HAKSÖZ HABER
Taliban’ın ilerleyişi durdurulamadıkça farklı kesimlerden sorunlu bakış açıları da gün yüzüne çıkmaya devam ediyor. Batıcı liberaller ve sol-Kemalistler ideolojik konumlanışları gereği Taliban’a ve onun temsiliyetine dehşet bir öfke ve dezenformasyonla karşı çıkarken benzer tepkiler farklı kesimlerden insanlar tarafından da gösteriliyor.
Bir süredir itidalden ve aklı selimden uzak tavır alışlarıyla gündem olan Mustafa İslamoğlu da Taliban’ı hedef almak için elinden geleni yapıyor.
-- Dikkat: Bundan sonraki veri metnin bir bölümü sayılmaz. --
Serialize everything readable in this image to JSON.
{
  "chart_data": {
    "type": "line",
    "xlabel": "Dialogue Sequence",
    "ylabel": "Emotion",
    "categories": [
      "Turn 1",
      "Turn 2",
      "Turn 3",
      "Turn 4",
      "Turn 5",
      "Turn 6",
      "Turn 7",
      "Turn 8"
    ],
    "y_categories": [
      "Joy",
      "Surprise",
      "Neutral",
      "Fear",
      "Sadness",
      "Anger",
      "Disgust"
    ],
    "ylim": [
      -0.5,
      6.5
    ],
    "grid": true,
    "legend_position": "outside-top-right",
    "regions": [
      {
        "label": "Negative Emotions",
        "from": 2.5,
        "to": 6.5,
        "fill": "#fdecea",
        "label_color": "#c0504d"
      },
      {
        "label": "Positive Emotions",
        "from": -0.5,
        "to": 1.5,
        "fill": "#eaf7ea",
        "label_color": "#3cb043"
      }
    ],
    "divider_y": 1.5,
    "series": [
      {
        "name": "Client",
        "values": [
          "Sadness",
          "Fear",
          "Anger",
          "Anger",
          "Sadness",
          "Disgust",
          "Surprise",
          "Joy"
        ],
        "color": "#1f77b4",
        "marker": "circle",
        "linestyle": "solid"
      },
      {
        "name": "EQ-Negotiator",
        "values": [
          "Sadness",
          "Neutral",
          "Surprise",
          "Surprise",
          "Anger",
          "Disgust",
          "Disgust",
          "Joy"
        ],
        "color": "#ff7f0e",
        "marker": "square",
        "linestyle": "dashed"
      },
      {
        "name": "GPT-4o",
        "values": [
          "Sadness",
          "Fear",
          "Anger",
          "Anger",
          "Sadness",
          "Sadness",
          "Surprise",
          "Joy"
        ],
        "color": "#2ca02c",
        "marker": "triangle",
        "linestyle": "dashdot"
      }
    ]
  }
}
Sosyal medyada yaptığı paylaşımlarda önce “Uçurtma Avcısı” isimli baştan aşağı oryantalist ön yargılarla yazılmış olan romandan hareketle Taliban “eleştirisi” yapmaya çalışan Mustafa İslamoğlu hakkında bir şey yazmaya gerek görmedik.
Bir romandan yola çıkılarak yapılan eleştirinin o romanı inşa eden aklın bir yansıması olacağı aşikar. Asıl olan o romanın eleştirisinin yapılması gerektiğidir. Bu konuyu ciddiye alıp mevzu bahis etmeyecektik ki Mustafa İslamoğlu bu sefer de yalanlanan bir belgeyi gerekçe göstererek Taliban nefretini körüklemeye çalıştı!
Sosyal medyada dolaşan bir belgede Taliban’ın yasakladığı hususların listesi yayımlanıyor. İddiaya göre uçurtma, sakal kesme, müzik, kadınların araba kullanması, atari oyunları(!) yasak… Mustafa İslamoğlu da “insan olmanıza izin vermiyorlar” dedikten sonra yasak listesini çevirerek yayımlıyor.
Sosyal medyada yayımlanan ve basitçe üzerinde düşünüldüğünde bile bir saçmalık olduğu anlaşılan o metin Taliban Sözcüsü Zebihullah Mücahid’in yardımcısı Bilal Kerimi tarafından yalanlanıyor.
Tüm bunlar 27 Eylül tarihinde yaşanırken bizler beklemeye devam ettik. Olur ki Taliban’dan yapılan yalanlama sonrasında Mustafa İslamoğlu paylaşımını kaldırır. Ancak kendileri bunun yerine her zamanki lümpen üslubuyla “Buhari gibi en muteber kitaplarına yalan hadis koyanların sözüne itimat edilmez” diyerek kendi öne sürdüğü iddianın reddedilmesini önemsemediğini ifade etti.
İslam kardeşliğinden zaten geçtik insanlar arası hukuku da çiğneyip “müddei iddiasını ispata mecburdur” evrensel kaidesini de çiğneyen Mustafa İslamoğlu’na ne söylenebilir ki? İddia eden olarak iddia ettiği şeyin muhatapları tarafından “sahte belge” şeklinde yalanlanması karşısında yaptığından utanmayanın söylediklerinin de hiçbir ehemmiyeti kalmamıştır artık! Rabbimiz ıslah etsin demekten başka bir şey gelmiyor elimizden!